Question

If$\sqrt{1-x^6}+\sqrt{1-y^6}=a^3(x^3-y^3)$, then$\frac{dy}{dx}=$

• A. $\begin{array}{rcl}& & \frac{x^2\sqrt{1-x^6}}{y^2\sqrt{1-y^6}}\end{array}$
• B. $\begin{array}{rcl}\frac{dy}{dx}& =& \frac{y^2\sqrt{1-y^6}}{x^2\sqrt{1-x^6}}\end{array}$
• C. $\begin{array}{rcl}\frac{dy}{dx}& =& \frac{x^2\sqrt{1-y^6}}{y^2\sqrt{1-x^6}}\end{array}$
• D. None of these

Answer 1

The correct option is C

$\begin{array}{rcl}\frac{dy}{dx}& =& \frac{x^2\sqrt{1-y^6}}{y^2\sqrt{1-x^6}}\end{array}$

Explanation for the correct option:

Step 1: Change the given terms into other parameters.

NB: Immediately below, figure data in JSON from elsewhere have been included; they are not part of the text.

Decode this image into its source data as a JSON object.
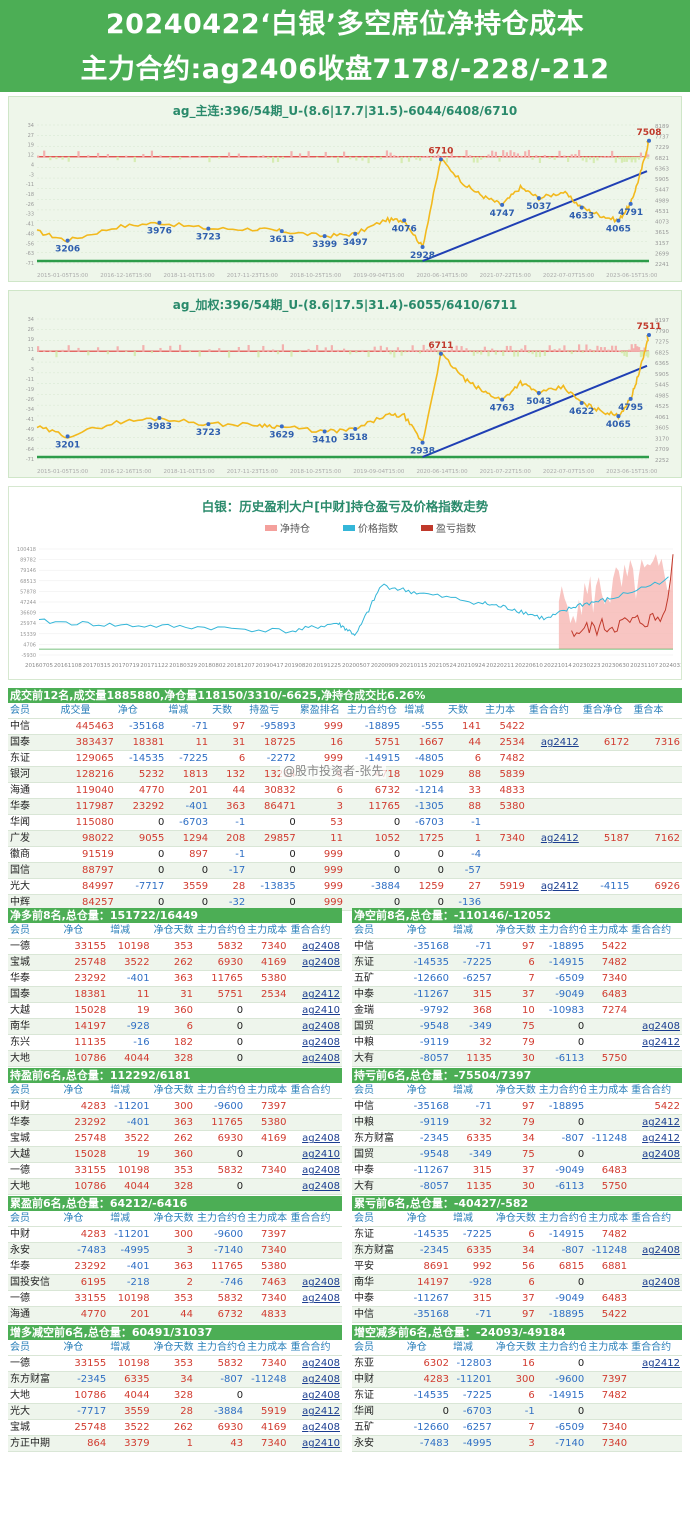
{
  "header": {
    "line1": "20240422‘白银’多空席位净持仓成本",
    "line2": "主力合约:ag2406收盘7178/-228/-212"
  },
  "chart1": {
    "title": "ag_主连:396/54期_U-(8.6|17.7|31.5)-6044/6408/6710",
    "peaks": [
      "3206",
      "3976",
      "3723",
      "3613",
      "3399",
      "3497",
      "4076",
      "2928",
      "6710",
      "4747",
      "5037",
      "4633",
      "4065",
      "4791",
      "7508"
    ],
    "xticks": [
      "2015-01-05T15:00",
      "2016-12-16T15:00",
      "2018-11-01T15:00",
      "2017-11-23T15:00",
      "2018-10-25T15:00",
      "2019-09-04T15:00",
      "2020-06-14T15:00",
      "2021-07-22T15:00",
      "2022-07-07T15:00",
      "2023-06-15T15:00"
    ],
    "rticks": [
      "8189",
      "7737",
      "7229",
      "6821",
      "6363",
      "5905",
      "5447",
      "4989",
      "4531",
      "4073",
      "3615",
      "3157",
      "2699",
      "2241"
    ],
    "lticks": [
      "34",
      "27",
      "19",
      "12",
      "4",
      "-3",
      "-11",
      "-18",
      "-26",
      "-33",
      "-41",
      "-48",
      "-56",
      "-63",
      "-71"
    ]
  },
  "chart2": {
    "title": "ag_加权:396/54期_U-(8.6|17.5|31.4)-6055/6410/6711",
    "peaks": [
      "3201",
      "3983",
      "3723",
      "3629",
      "3410",
      "3518",
      "2938",
      "6711",
      "4763",
      "5043",
      "4622",
      "4065",
      "4795",
      "7511"
    ],
    "xticks": [
      "2015-01-05T15:00",
      "2016-12-16T15:00",
      "2018-11-01T15:00",
      "2017-11-23T15:00",
      "2018-10-25T15:00",
      "2019-09-04T15:00",
      "2020-06-14T15:00",
      "2021-07-22T15:00",
      "2022-07-07T15:00",
      "2023-06-15T15:00"
    ],
    "rticks": [
      "8197",
      "7790",
      "7275",
      "6825",
      "6365",
      "5905",
      "5445",
      "4985",
      "4525",
      "4061",
      "3605",
      "3170",
      "2709",
      "2252"
    ],
    "lticks": [
      "34",
      "26",
      "19",
      "11",
      "4",
      "-3",
      "-11",
      "-19",
      "-26",
      "-34",
      "-41",
      "-49",
      "-56",
      "-64",
      "-71"
    ]
  },
  "chart3": {
    "title": "白银：历史盈利大户[中财]持仓盈亏及价格指数走势",
    "legend": [
      "净持仓",
      "价格指数",
      "盈亏指数"
    ],
    "lticks": [
      "100418",
      "89782",
      "79146",
      "68513",
      "57878",
      "47244",
      "36609",
      "25974",
      "15339",
      "4706",
      "-5930"
    ],
    "xticks": [
      "20160705",
      "20161108",
      "20170315",
      "20170719",
      "20171122",
      "20180329",
      "20180802",
      "20181207",
      "20190417",
      "20190820",
      "20191225",
      "20200507",
      "20200909",
      "20210115",
      "20210524",
      "20210924",
      "20220211",
      "20220610",
      "20221014",
      "20230223",
      "20230630",
      "20231107",
      "20240314"
    ]
  },
  "watermark": "@股市投资者-张先",
  "colors": {
    "green": "#4cae55",
    "red": "#e03a3a",
    "blue": "#2f6fc4",
    "gold": "#f2b91d"
  },
  "t_main": {
    "title": "成交前12名,成交量1885880,净仓量118150/3310/-6625,净持仓成交比6.26%",
    "head": [
      "会员",
      "成交量",
      "净仓",
      "增减",
      "天数",
      "持盈亏",
      "累盈排名",
      "主力合约仓",
      "增减",
      "天数",
      "主力本",
      "重合合约",
      "重合净仓",
      "重合本"
    ],
    "rows": [
      [
        "中信",
        "445463",
        "-35168",
        "-71",
        "97",
        "-95893",
        "999",
        "-18895",
        "-555",
        "141",
        "5422",
        "",
        "",
        ""
      ],
      [
        "国泰",
        "383437",
        "18381",
        "11",
        "31",
        "18725",
        "16",
        "5751",
        "1667",
        "44",
        "2534",
        "ag2412",
        "6172",
        "7316"
      ],
      [
        "东证",
        "129065",
        "-14535",
        "-7225",
        "6",
        "-2272",
        "999",
        "-14915",
        "-4805",
        "6",
        "7482",
        "",
        "",
        ""
      ],
      [
        "银河",
        "128216",
        "5232",
        "1813",
        "132",
        "13264",
        "6",
        "4718",
        "1029",
        "88",
        "5839",
        "",
        "",
        ""
      ],
      [
        "海通",
        "119040",
        "4770",
        "201",
        "44",
        "30832",
        "6",
        "6732",
        "-1214",
        "33",
        "4833",
        "",
        "",
        ""
      ],
      [
        "华泰",
        "117987",
        "23292",
        "-401",
        "363",
        "86471",
        "3",
        "11765",
        "-1305",
        "88",
        "5380",
        "",
        "",
        ""
      ],
      [
        "华闻",
        "115080",
        "0",
        "-6703",
        "-1",
        "0",
        "53",
        "0",
        "-6703",
        "-1",
        "",
        "",
        "",
        ""
      ],
      [
        "广发",
        "98022",
        "9055",
        "1294",
        "208",
        "29857",
        "11",
        "1052",
        "1725",
        "1",
        "7340",
        "ag2412",
        "5187",
        "7162"
      ],
      [
        "徽商",
        "91519",
        "0",
        "897",
        "-1",
        "0",
        "999",
        "0",
        "0",
        "-4",
        "",
        "",
        "",
        ""
      ],
      [
        "国信",
        "88797",
        "0",
        "0",
        "-17",
        "0",
        "999",
        "0",
        "0",
        "-57",
        "",
        "",
        "",
        ""
      ],
      [
        "光大",
        "84997",
        "-7717",
        "3559",
        "28",
        "-13835",
        "999",
        "-3884",
        "1259",
        "27",
        "5919",
        "ag2412",
        "-4115",
        "6926"
      ],
      [
        "中辉",
        "84257",
        "0",
        "0",
        "-32",
        "0",
        "999",
        "0",
        "0",
        "-136",
        "",
        "",
        "",
        ""
      ]
    ]
  },
  "t_net_long": {
    "title": "净多前8名,总仓量：151722/16449",
    "head": [
      "会员",
      "净仓",
      "增减",
      "净仓天数",
      "主力合约仓",
      "主力成本",
      "重合合约"
    ],
    "rows": [
      [
        "一德",
        "33155",
        "10198",
        "353",
        "5832",
        "7340",
        "ag2408"
      ],
      [
        "宝城",
        "25748",
        "3522",
        "262",
        "6930",
        "4169",
        "ag2408"
      ],
      [
        "华泰",
        "23292",
        "-401",
        "363",
        "11765",
        "5380",
        ""
      ],
      [
        "国泰",
        "18381",
        "11",
        "31",
        "5751",
        "2534",
        "ag2412"
      ],
      [
        "大越",
        "15028",
        "19",
        "360",
        "0",
        "",
        "ag2410"
      ],
      [
        "南华",
        "14197",
        "-928",
        "6",
        "0",
        "",
        "ag2408"
      ],
      [
        "东兴",
        "11135",
        "-16",
        "182",
        "0",
        "",
        "ag2408"
      ],
      [
        "大地",
        "10786",
        "4044",
        "328",
        "0",
        "",
        "ag2408"
      ]
    ]
  },
  "t_net_short": {
    "title": "净空前8名,总仓量：-110146/-12052",
    "head": [
      "会员",
      "净仓",
      "增减",
      "净仓天数",
      "主力合约仓",
      "主力成本",
      "重合合约"
    ],
    "rows": [
      [
        "中信",
        "-35168",
        "-71",
        "97",
        "-18895",
        "5422",
        ""
      ],
      [
        "东证",
        "-14535",
        "-7225",
        "6",
        "-14915",
        "7482",
        ""
      ],
      [
        "五矿",
        "-12660",
        "-6257",
        "7",
        "-6509",
        "7340",
        ""
      ],
      [
        "中泰",
        "-11267",
        "315",
        "37",
        "-9049",
        "6483",
        ""
      ],
      [
        "金瑞",
        "-9792",
        "368",
        "10",
        "-10983",
        "7274",
        ""
      ],
      [
        "国贸",
        "-9548",
        "-349",
        "75",
        "0",
        "",
        "ag2408"
      ],
      [
        "中粮",
        "-9119",
        "32",
        "79",
        "0",
        "",
        "ag2412"
      ],
      [
        "大有",
        "-8057",
        "1135",
        "30",
        "-6113",
        "5750",
        ""
      ]
    ]
  },
  "t_profit": {
    "title": "持盈前6名,总仓量：112292/6181",
    "head": [
      "会员",
      "净仓",
      "增减",
      "净仓天数",
      "主力合约仓",
      "主力成本",
      "重合合约"
    ],
    "rows": [
      [
        "中财",
        "4283",
        "-11201",
        "300",
        "-9600",
        "7397",
        ""
      ],
      [
        "华泰",
        "23292",
        "-401",
        "363",
        "11765",
        "5380",
        ""
      ],
      [
        "宝城",
        "25748",
        "3522",
        "262",
        "6930",
        "4169",
        "ag2408"
      ],
      [
        "大越",
        "15028",
        "19",
        "360",
        "0",
        "",
        "ag2410"
      ],
      [
        "一德",
        "33155",
        "10198",
        "353",
        "5832",
        "7340",
        "ag2408"
      ],
      [
        "大地",
        "10786",
        "4044",
        "328",
        "0",
        "",
        "ag2408"
      ]
    ]
  },
  "t_loss": {
    "title": "持亏前6名,总仓量：-75504/7397",
    "head": [
      "会员",
      "净仓",
      "增减",
      "净仓天数",
      "主力合约仓",
      "主力成本",
      "重合合约"
    ],
    "rows": [
      [
        "中信",
        "-35168",
        "-71",
        "97",
        "-18895",
        "",
        "5422"
      ],
      [
        "中粮",
        "-9119",
        "32",
        "79",
        "0",
        "",
        "ag2412"
      ],
      [
        "东方财富",
        "-2345",
        "6335",
        "34",
        "-807",
        "-11248",
        "ag2412"
      ],
      [
        "国贸",
        "-9548",
        "-349",
        "75",
        "0",
        "",
        "ag2408"
      ],
      [
        "中泰",
        "-11267",
        "315",
        "37",
        "-9049",
        "6483",
        ""
      ],
      [
        "大有",
        "-8057",
        "1135",
        "30",
        "-6113",
        "5750",
        ""
      ]
    ]
  },
  "t_cum_profit": {
    "title": "累盈前6名,总仓量：64212/-6416",
    "head": [
      "会员",
      "净仓",
      "增减",
      "净仓天数",
      "主力合约仓",
      "主力成本",
      "重合合约"
    ],
    "rows": [
      [
        "中财",
        "4283",
        "-11201",
        "300",
        "-9600",
        "7397",
        ""
      ],
      [
        "永安",
        "-7483",
        "-4995",
        "3",
        "-7140",
        "7340",
        ""
      ],
      [
        "华泰",
        "23292",
        "-401",
        "363",
        "11765",
        "5380",
        ""
      ],
      [
        "国投安信",
        "6195",
        "-218",
        "2",
        "-746",
        "7463",
        "ag2408"
      ],
      [
        "一德",
        "33155",
        "10198",
        "353",
        "5832",
        "7340",
        "ag2408"
      ],
      [
        "海通",
        "4770",
        "201",
        "44",
        "6732",
        "4833",
        ""
      ]
    ]
  },
  "t_cum_loss": {
    "title": "累亏前6名,总仓量：-40427/-582",
    "head": [
      "会员",
      "净仓",
      "增减",
      "净仓天数",
      "主力合约仓",
      "主力成本",
      "重合合约"
    ],
    "rows": [
      [
        "东证",
        "-14535",
        "-7225",
        "6",
        "-14915",
        "7482",
        ""
      ],
      [
        "东方财富",
        "-2345",
        "6335",
        "34",
        "-807",
        "-11248",
        "ag2408"
      ],
      [
        "平安",
        "8691",
        "992",
        "56",
        "6815",
        "6881",
        ""
      ],
      [
        "南华",
        "14197",
        "-928",
        "6",
        "0",
        "",
        "ag2408"
      ],
      [
        "中泰",
        "-11267",
        "315",
        "37",
        "-9049",
        "6483",
        ""
      ],
      [
        "中信",
        "-35168",
        "-71",
        "97",
        "-18895",
        "5422",
        ""
      ]
    ]
  },
  "t_add_long": {
    "title": "增多减空前6名,总仓量：60491/31037",
    "head": [
      "会员",
      "净仓",
      "增减",
      "净仓天数",
      "主力合约仓",
      "主力成本",
      "重合合约"
    ],
    "rows": [
      [
        "一德",
        "33155",
        "10198",
        "353",
        "5832",
        "7340",
        "ag2408"
      ],
      [
        "东方财富",
        "-2345",
        "6335",
        "34",
        "-807",
        "-11248",
        "ag2408"
      ],
      [
        "大地",
        "10786",
        "4044",
        "328",
        "0",
        "",
        "ag2408"
      ],
      [
        "光大",
        "-7717",
        "3559",
        "28",
        "-3884",
        "5919",
        "ag2412"
      ],
      [
        "宝城",
        "25748",
        "3522",
        "262",
        "6930",
        "4169",
        "ag2408"
      ],
      [
        "方正中期",
        "864",
        "3379",
        "1",
        "43",
        "7340",
        "ag2410"
      ]
    ]
  },
  "t_add_short": {
    "title": "增空减多前6名,总仓量：-24093/-49184",
    "head": [
      "会员",
      "净仓",
      "增减",
      "净仓天数",
      "主力合约仓",
      "主力成本",
      "重合合约"
    ],
    "rows": [
      [
        "东亚",
        "6302",
        "-12803",
        "16",
        "0",
        "",
        "ag2412"
      ],
      [
        "中财",
        "4283",
        "-11201",
        "300",
        "-9600",
        "7397",
        ""
      ],
      [
        "东证",
        "-14535",
        "-7225",
        "6",
        "-14915",
        "7482",
        ""
      ],
      [
        "华闻",
        "0",
        "-6703",
        "-1",
        "0",
        "",
        ""
      ],
      [
        "五矿",
        "-12660",
        "-6257",
        "7",
        "-6509",
        "7340",
        ""
      ],
      [
        "永安",
        "-7483",
        "-4995",
        "3",
        "-7140",
        "7340",
        ""
      ]
    ]
  },
  "chart_data": [
    {
      "type": "line",
      "title": "ag_主连:396/54期_U-(8.6|17.7|31.5)-6044/6408/6710",
      "series": [],
      "peaks": [
        3206,
        3976,
        3723,
        3613,
        3399,
        3497,
        4076,
        2928,
        6710,
        4747,
        5037,
        4633,
        4065,
        4791,
        7508
      ],
      "ylim": [
        2241,
        8189
      ]
    },
    {
      "type": "line",
      "title": "ag_加权:396/54期_U-(8.6|17.5|31.4)-6055/6410/6711",
      "series": [],
      "peaks": [
        3201,
        3983,
        3723,
        3629,
        3410,
        3518,
        2938,
        6711,
        4763,
        5043,
        4622,
        4065,
        4795,
        7511
      ],
      "ylim": [
        2252,
        8197
      ]
    },
    {
      "type": "area",
      "title": "白银：历史盈利大户[中财]持仓盈亏及价格指数走势",
      "series": [
        {
          "name": "净持仓"
        },
        {
          "name": "价格指数"
        },
        {
          "name": "盈亏指数"
        }
      ],
      "ylim": [
        -5930,
        100418
      ]
    }
  ]
}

If$\sqrt{1-x^6}+\sqrt{1-y^6}=a^3(x^3-y^3)$,

Put$\begin{array}{rcl}{x}^3& =& \sin \left(\theta \right)\&y^3=\sin \left(\phi \right)\end{array}$

$\begin{array}{rcl}\therefore \sqrt{1-{\sin }^2\left(\theta \right)}+\sqrt{1-{\sin }^2\left(\phi \right)}& =& a^3(\sin \left(\theta \right)-\sin \left(\phi \right))\end{array}$

$\Rightarrow$ $\begin{array}{rcl}\cos \left(\theta \right)+\cos \left(\varphi \right)& =& a^3\left[2\cos \left(\frac{\theta +\phi }{2}\right)\sin \left(\frac{\theta -\phi }{2}\right)\right]\end{array}$

$\Rightarrow$ $\begin{array}{rcl}2\cos \left(\frac{\theta +\phi }{2}\right)\cos \left(\frac{\theta -\phi }{2}\right)& =& a^3\left[2\cos \left(\frac{\theta +\phi }{2}\right)\sin \left(\frac{\theta -\phi }{2}\right)\right]\end{array}$

$\Rightarrow$ $\begin{array}{rcl}\cot \left(\frac{\theta -\phi }{2}\right)& =& a^3\end{array}$

$\Rightarrow$ $\begin{array}{rcl}\frac{\theta -\phi }{2}& =& {\cot }^{-1}\left(a^3\right)\end{array}$

$\Rightarrow$ $\begin{array}{rcl}{\sin }^{-1}\left(x^3\right)-{\sin }^{-1}\left(y^3\right)& =& 2{\cot }^{-1}\left(a^3\right).......\left(1\right)\end{array}$

Step 2: Differentiating both sides of the equation$\left(1\right)$ with respect to$\text{'}x\text{'}$.

$\begin{array}{rcl}\frac{d}{dx}({\sin }^{-1}\left(x^3\right)-{\sin }^{-1}\left(y^3\right))& =& \frac{d}{dx}\left(2{\cot }^{-1}\left(a^3\right)\right)\end{array}$

$\Rightarrow$$\begin{array}{rcl}\frac{1}{\sqrt{1-x^6}}.3x^2-\frac{1}{\sqrt{1-y^6}}.3y^2.\frac{dy}{dx}& =& 0\end{array}$

$\Rightarrow$ $\begin{array}{rcl}\frac{x^2\sqrt{1-y^6}}{y^2\sqrt{1-x^6}}& =& \frac{dy}{dx}\end{array}$

$\begin{array}{rcl}\mathbf{\therefore }\frac{\mathbf{d}\mathbf{y}}{\mathbf{d}\mathbf{x}}& \mathbf{=}& \frac{{\mathbf{x}}^{\mathbf{2}}\sqrt{\mathbf{1}\mathbf{-}{\mathbf{y}}^{\mathbf{6}}}}{{\mathbf{y}}^{\mathbf{2}}\sqrt{\mathbf{1}\mathbf{-}{\mathbf{x}}^{\mathbf{6}}}}\end{array}$

Hence, the correct option is$\mathbf{\left(}\mathit{C}\mathbf{\right)}\mathbf{.}$.